In Berlin kann man im Teufelssee selbst mitten im Wald kraulen und im
Spreekanal am Bodemuseum sogar um die Wette schwimmen – auch wenn der
sogenannte Flussbad-Pokal, Werbeaktion für ein dauerhaftes öffentliches
Freibad an dieser Stelle, in diesem Jahr wegen des großen Regens ausfiel.
## Lauschige Alternativen
Wenn es angesichts der hiesigen dreieinhalb Millionen potenzieller
Wasserflächennutzer tatsächlich mal zu voll werden sollte, gibt es immer
noch Alternativen. Wer sich von ein bisschen Radeln nicht abschrecken
lässt, kommt vom S-Bahnhof Grünau in kaum einer halben Stunde via Fähre und
auf lauschigem Uferweg zu einer wunderschönen sandigen Badestelle an der
Großen Krampe.
Dort kann man gleich etwas Literaturforschung betreiben: Direkt nebenan
liegt der Zeltplatz „Kuhle Wampe“, der in jenem gleichnamigen Spielfilm von
1932 verewigt wurde, an dem Bert Brecht als Drehbuchautor beteiligt war.

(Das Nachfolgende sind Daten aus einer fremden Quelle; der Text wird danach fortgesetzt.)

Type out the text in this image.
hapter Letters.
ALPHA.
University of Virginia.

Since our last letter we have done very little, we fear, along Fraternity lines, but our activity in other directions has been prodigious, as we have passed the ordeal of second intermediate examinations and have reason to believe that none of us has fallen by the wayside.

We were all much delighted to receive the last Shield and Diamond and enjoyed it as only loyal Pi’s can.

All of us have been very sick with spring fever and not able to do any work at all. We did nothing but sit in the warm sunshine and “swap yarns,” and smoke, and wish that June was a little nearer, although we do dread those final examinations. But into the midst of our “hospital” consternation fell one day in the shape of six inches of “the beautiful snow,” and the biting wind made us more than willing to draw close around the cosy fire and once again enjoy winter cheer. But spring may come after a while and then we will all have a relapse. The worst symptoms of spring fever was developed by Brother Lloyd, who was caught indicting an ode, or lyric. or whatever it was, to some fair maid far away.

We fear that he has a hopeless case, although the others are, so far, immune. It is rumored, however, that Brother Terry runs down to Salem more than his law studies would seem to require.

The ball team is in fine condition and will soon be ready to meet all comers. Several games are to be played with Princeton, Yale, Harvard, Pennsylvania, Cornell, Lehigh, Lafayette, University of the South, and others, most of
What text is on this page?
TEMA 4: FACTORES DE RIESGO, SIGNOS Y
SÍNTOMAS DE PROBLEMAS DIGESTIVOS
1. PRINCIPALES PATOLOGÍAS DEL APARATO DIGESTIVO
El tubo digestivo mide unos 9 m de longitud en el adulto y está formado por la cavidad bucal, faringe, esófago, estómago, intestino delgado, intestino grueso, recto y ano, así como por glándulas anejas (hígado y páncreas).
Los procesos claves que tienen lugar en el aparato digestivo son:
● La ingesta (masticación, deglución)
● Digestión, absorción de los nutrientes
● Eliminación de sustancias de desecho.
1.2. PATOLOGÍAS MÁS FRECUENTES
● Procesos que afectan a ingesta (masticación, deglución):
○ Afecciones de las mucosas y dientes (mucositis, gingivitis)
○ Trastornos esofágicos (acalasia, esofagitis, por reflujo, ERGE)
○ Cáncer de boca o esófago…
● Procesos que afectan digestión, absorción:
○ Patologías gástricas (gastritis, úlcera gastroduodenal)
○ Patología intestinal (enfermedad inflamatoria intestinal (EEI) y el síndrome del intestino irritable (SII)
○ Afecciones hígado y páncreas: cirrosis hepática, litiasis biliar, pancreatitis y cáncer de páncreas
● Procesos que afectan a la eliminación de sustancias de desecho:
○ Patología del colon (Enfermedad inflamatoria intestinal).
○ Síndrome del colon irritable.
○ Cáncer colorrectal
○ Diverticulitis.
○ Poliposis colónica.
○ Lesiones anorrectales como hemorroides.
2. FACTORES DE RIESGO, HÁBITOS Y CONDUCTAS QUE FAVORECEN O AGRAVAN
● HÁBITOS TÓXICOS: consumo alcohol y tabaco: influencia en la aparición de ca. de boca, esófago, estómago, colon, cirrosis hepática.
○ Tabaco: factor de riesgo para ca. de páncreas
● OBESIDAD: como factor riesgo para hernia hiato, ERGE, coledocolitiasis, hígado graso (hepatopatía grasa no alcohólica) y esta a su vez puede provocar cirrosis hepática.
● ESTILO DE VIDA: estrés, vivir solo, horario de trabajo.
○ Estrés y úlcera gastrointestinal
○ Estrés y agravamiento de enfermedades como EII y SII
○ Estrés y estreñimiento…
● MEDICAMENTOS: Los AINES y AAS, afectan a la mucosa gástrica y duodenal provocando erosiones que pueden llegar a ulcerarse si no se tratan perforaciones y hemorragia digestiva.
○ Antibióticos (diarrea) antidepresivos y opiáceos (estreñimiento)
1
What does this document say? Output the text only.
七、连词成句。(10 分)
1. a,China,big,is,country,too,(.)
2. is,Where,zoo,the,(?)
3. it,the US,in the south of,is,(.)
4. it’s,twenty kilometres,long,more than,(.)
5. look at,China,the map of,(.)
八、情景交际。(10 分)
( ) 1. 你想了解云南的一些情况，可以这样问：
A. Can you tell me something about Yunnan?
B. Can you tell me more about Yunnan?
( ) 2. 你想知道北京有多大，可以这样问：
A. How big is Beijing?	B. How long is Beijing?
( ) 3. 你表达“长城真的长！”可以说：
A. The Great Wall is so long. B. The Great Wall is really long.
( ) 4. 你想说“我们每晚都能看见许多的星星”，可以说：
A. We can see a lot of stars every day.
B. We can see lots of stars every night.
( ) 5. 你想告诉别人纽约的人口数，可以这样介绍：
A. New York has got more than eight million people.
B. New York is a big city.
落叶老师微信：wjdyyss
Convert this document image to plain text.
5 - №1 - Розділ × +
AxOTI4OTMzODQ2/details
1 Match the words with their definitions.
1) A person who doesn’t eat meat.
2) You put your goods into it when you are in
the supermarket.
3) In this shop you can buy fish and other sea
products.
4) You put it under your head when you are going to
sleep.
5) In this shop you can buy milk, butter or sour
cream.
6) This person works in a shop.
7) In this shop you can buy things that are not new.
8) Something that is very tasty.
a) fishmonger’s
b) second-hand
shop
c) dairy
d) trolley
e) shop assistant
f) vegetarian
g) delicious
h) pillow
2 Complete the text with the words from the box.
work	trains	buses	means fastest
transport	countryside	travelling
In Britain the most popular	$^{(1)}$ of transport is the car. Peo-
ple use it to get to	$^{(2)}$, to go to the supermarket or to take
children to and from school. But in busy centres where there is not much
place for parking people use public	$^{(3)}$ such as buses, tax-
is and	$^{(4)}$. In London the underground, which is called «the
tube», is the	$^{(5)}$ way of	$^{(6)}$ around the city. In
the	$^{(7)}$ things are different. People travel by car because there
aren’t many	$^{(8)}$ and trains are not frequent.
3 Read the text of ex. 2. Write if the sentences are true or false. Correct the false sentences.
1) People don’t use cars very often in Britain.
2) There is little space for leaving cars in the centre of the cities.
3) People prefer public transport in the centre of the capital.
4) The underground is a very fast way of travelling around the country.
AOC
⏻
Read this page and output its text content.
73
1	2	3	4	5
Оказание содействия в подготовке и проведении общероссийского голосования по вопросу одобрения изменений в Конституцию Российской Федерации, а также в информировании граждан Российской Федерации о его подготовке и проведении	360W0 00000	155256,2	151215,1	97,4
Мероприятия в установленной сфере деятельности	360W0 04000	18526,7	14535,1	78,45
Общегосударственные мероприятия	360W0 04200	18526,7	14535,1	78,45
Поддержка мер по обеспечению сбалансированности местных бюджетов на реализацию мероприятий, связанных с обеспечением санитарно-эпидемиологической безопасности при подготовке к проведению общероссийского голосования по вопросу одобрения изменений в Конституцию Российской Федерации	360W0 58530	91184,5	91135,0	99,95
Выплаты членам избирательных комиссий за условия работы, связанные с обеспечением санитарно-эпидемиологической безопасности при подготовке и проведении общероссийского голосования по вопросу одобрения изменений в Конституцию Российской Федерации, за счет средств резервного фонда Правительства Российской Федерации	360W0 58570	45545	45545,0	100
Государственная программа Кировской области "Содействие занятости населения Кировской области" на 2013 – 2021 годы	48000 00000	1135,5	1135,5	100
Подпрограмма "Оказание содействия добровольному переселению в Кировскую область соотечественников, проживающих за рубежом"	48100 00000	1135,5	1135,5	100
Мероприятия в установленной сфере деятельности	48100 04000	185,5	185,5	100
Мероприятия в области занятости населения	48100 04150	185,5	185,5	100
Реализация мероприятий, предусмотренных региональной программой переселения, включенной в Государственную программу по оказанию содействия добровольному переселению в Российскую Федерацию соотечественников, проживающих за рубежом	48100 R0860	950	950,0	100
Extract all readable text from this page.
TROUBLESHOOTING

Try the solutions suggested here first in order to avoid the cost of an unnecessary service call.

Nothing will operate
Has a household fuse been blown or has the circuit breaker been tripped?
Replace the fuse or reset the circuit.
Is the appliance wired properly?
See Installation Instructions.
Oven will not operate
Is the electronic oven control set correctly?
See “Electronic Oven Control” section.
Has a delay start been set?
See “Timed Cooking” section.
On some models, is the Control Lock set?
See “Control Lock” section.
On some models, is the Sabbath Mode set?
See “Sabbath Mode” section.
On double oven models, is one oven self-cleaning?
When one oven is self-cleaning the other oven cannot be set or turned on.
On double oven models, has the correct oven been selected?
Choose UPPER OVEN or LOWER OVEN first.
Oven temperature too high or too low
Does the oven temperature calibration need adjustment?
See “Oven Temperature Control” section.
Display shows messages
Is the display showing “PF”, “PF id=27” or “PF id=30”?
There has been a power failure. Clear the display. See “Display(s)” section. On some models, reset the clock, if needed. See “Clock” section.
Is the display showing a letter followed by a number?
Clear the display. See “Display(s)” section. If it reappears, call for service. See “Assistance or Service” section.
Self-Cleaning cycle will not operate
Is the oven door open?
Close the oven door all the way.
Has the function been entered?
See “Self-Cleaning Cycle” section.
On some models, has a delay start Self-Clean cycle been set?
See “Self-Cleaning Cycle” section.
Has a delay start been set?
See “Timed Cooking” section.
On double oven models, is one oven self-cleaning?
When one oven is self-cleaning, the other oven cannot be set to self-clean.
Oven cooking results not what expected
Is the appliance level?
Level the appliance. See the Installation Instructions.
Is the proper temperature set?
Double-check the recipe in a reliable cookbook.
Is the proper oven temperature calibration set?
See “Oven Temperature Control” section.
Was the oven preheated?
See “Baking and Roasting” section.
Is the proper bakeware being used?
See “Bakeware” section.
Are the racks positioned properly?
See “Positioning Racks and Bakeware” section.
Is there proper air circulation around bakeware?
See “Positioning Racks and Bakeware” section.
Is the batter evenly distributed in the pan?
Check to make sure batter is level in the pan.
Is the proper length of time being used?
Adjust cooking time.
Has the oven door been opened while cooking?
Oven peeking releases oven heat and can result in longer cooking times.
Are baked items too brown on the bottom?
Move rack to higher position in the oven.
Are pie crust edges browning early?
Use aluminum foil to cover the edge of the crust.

Gut, das ist vielleicht nur was für einen Wochenendausflug.
Das Schöne aber ist, dass Wasser in Berlin so oft im Alltag auftaucht. Etwa
als ganz normale BVG-Verbindung ohne jeglichen Zuschlag. Das bringt einen
etwa am Wannsee in den Genuss einer zwanzigminütigen Schiffsreise, selbst
wenn das Hiddensee-Fähren-Gefühl passé ist, seit 2014 durch eine neue Fähre
das Oberdeck den Sonnenkollektoren weichen musste.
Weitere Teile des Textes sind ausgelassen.